Sunday, June 26, 2016

Ella enchanted: understanding ODD

#1 has more than a few features of oppositional defiant disorder. Especially before his meds kick-in.

It occurred to us today that it's the opposite of the heroine's curse in "Ella Enchanted". Instead of saying yes to everything he must oppose it, even if he has no particular objection.

There is something comforting about the struggle.

Saturday, June 18, 2016

Hubris

“Pride goeth before the fall” doesn’t mean first you lose your pride then you fail.

It means “the famine goeth before the plague” or “the herald goeth before the king”. Get cocky, hit the wall. The sin of Hubris.

Did that one this weekend. Asked too much of my guys. 

It could have been worse. Ended up being a lot of driving for me and a lot of stress and yelling for #1, but there was nobody around but his brother. I could have handled my own frustration better, but I think we all survived with minimal scars. The car didn’t crash. Nobody rode their bike over a cliff.

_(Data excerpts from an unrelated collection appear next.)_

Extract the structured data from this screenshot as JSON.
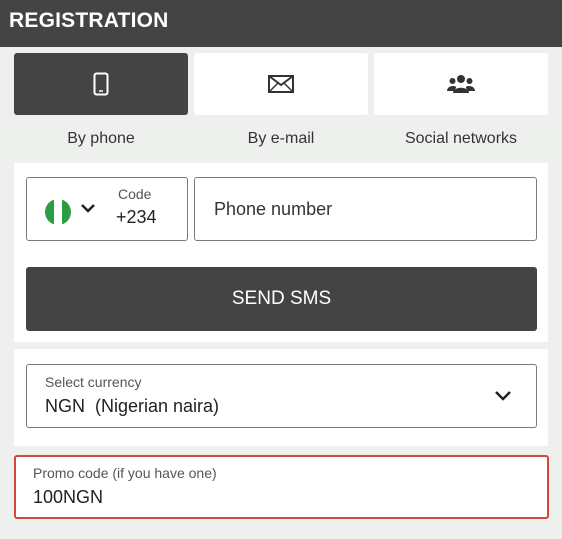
{
  "header": {
    "title": "REGISTRATION"
  },
  "tabs": [
    {
      "label": "By phone",
      "icon": "smartphone-icon",
      "active": true
    },
    {
      "label": "By e-mail",
      "icon": "envelope-icon",
      "active": false
    },
    {
      "label": "Social networks",
      "icon": "people-icon",
      "active": false
    }
  ],
  "phone_form": {
    "country_flag": "nigeria-flag-icon",
    "code_label": "Code",
    "code_value": "+234",
    "phone_placeholder": "Phone number",
    "send_button_label": "SEND SMS"
  },
  "currency": {
    "label": "Select currency",
    "value": "NGN  (Nigerian naira)"
  },
  "promo": {
    "label": "Promo code (if you have one)",
    "value": "100NGN"
  },
  "colors": {
    "dark": "#444444",
    "background": "#eef0ee",
    "error_border": "#d6463c",
    "flag_green": "#2a9d45"
  }
}
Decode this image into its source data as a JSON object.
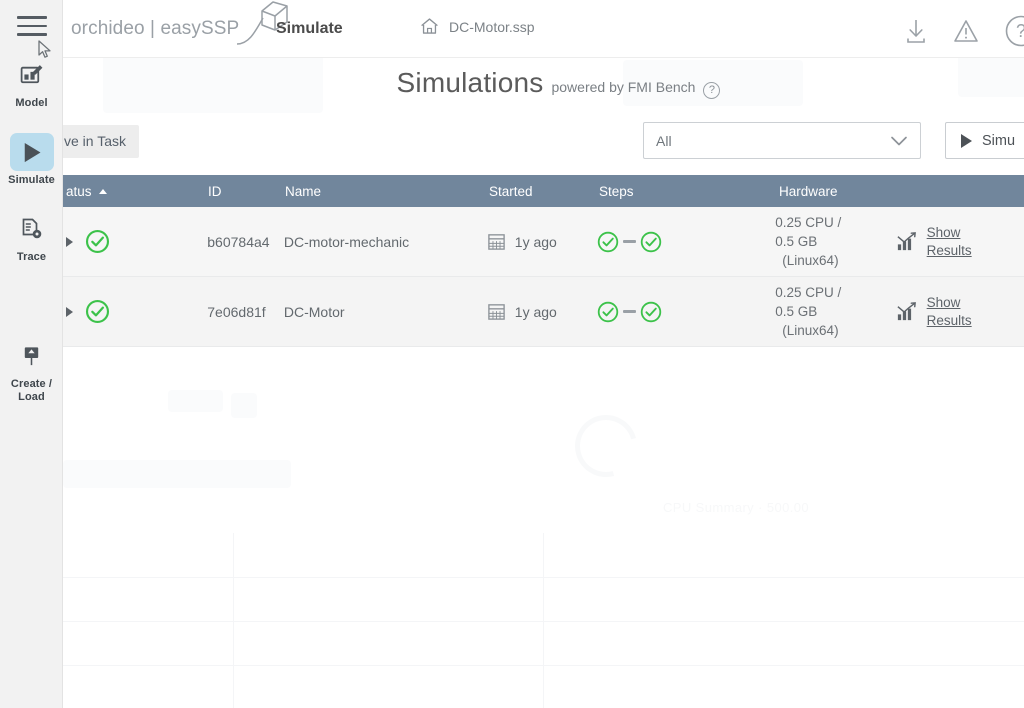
{
  "topbar": {
    "brand": "orchideo | easySSP",
    "brand_cube_icon": "cube-icon",
    "mode": "Simulate",
    "home_icon": "home-icon",
    "file_name": "DC-Motor.ssp",
    "icons": [
      {
        "name": "download-icon",
        "glyph": "download"
      },
      {
        "name": "warning-icon",
        "glyph": "warning"
      },
      {
        "name": "help-icon",
        "glyph": "question"
      }
    ]
  },
  "sidebar": {
    "menu_icon": "hamburger-icon",
    "items": [
      {
        "label": "Model",
        "icon": "model-icon",
        "active": false
      },
      {
        "label": "Simulate",
        "icon": "play-icon",
        "active": true
      },
      {
        "label": "Trace",
        "icon": "trace-icon",
        "active": false
      },
      {
        "label": "Create /\nLoad",
        "icon": "create-load-icon",
        "active": false
      }
    ],
    "item_labels": {
      "model": "Model",
      "simulate": "Simulate",
      "trace": "Trace",
      "create_load_line1": "Create /",
      "create_load_line2": "Load"
    }
  },
  "page": {
    "title": "Simulations",
    "subtitle": "powered by FMI Bench",
    "help_glyph": "?"
  },
  "toolbar": {
    "tab_label": "ve in Task",
    "filter_value": "All",
    "filter_caret_icon": "chevron-down-icon",
    "simulate_button_label": "Simu",
    "simulate_button_icon": "play-icon"
  },
  "table": {
    "columns": [
      {
        "key": "status",
        "label": "atus",
        "sorted": true,
        "sort_dir": "asc"
      },
      {
        "key": "id",
        "label": "ID",
        "sorted": false
      },
      {
        "key": "name",
        "label": "Name",
        "sorted": false
      },
      {
        "key": "started",
        "label": "Started",
        "sorted": false
      },
      {
        "key": "steps",
        "label": "Steps",
        "sorted": false
      },
      {
        "key": "hardware",
        "label": "Hardware",
        "sorted": false
      }
    ],
    "rows": [
      {
        "status_icon": "check-circle-icon",
        "status": "success",
        "id": "b60784a4",
        "name": "DC-motor-mechanic",
        "started_icon": "calendar-icon",
        "started": "1y ago",
        "steps": [
          "success",
          "success"
        ],
        "hardware_cpu": "0.25 CPU /",
        "hardware_mem": "0.5 GB",
        "hardware_os": "(Linux64)",
        "results_icon": "chart-icon",
        "results_label_line1": "Show",
        "results_label_line2": "Results"
      },
      {
        "status_icon": "check-circle-icon",
        "status": "success",
        "id": "7e06d81f",
        "name": "DC-Motor",
        "started_icon": "calendar-icon",
        "started": "1y ago",
        "steps": [
          "success",
          "success"
        ],
        "hardware_cpu": "0.25 CPU /",
        "hardware_mem": "0.5 GB",
        "hardware_os": "(Linux64)",
        "results_icon": "chart-icon",
        "results_label_line1": "Show",
        "results_label_line2": "Results"
      }
    ]
  },
  "colors": {
    "header_bar": "#71869c",
    "success_green": "#3cc24a",
    "sidebar_bg": "#f2f2f2",
    "active_nav": "#b9dced",
    "row_bg": "#f6f6f6",
    "text_muted": "#7c8287"
  }
}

The morning after I did my retrospective. What was I thinking?! I should have done the math. On an event that combined a new setting and not one but two novel and high stress activities all of which were weather dependent… what were the odds it would work out? Maybe 1/5.

That’s hubris. We’d had a string of successful adventures and I got cocky.

I should have had more contingency plans and I should have had at most one novel and stressful challenge to meet.

I get to try again this weekend …

Tuesday, June 07, 2016

Atypical minds and developmental support: we haven't learned much in 15 years

I wrote the first ‘best you can be’ post almost 12 years ago. #1 was 7 then, #2 was 5. E and I already had years of experience with cognitive disabilities, autism spectrum, and atypical minds. We already understood how worthless the classifications we’d studied in medical school were. Autism, ADHD, Asperger’s (defunct now) — very rough labels that are primarily useful for obtaining services and perhaps for initial medication selection.

We thought there would be progress. 

There really hasn’t been much that we’ve seen. We still have most of the original classifications (frozen in DSM V) and I haven’t seen any useful research emerge. We’re going nowhere.

If someone were to drop a few million dollars on me I’d start by defining 5-8 axes of thinking/feeling — measures of things like external-word vs. internal-world orientation, spatial processing, impulsivity, short-term memory, etc. Things that can be tested and measured. 

I’d mine the existing literature for axes to study, but otherwise I’d toss out most of it. Test a few thousand late teens/early adults and plot them on a “spider graph”. Run the analysis to see if there are any useful clusters. If there are useful clusters, then name them. Use that as the basis for future research.

Basically, start over.

Special needs bike commuting -- it's cognitively demanding

This is probably more obvious to most people than it was to me. My judgment is distorted by a lifetime of urban bicycling.

It was very difficult to teach #1 and #2 to ride a bicycle (it would be easier today - we know more). Almost as hard as teaching them to swim. They did well in the end though. #1 competed in high school mountain biking and I think he is a relatively safe urban cyclist. His impulsivity and rigidity are balanced by native caution and seemingly strong visual processing. 

#2 has a substantially higher IQ than #1, but he’s a weaker bicyclist. We did a trial bike ride to school today; he did well with guidance but he was exhausted. I think the relatively simple ride was cognitively draining. #2 is closer to the classic Asperger’s pattern — persistent attention to the external world is very difficult. He may never be able to bicycle commute safely, though he does well mountain biking (and inline skating - remarkable balance there).

In retrospect I’m not sure urban bicycle commuting is cognitively less demanding than urban driving. There’s more time to plan actions, but there’s a lot more judgment involved. By comparison car driving is more rule-bound.

Special needs mountain/gravel biking, or bicycling on separated trails, works for #2. Bicycling on city streets - not so much.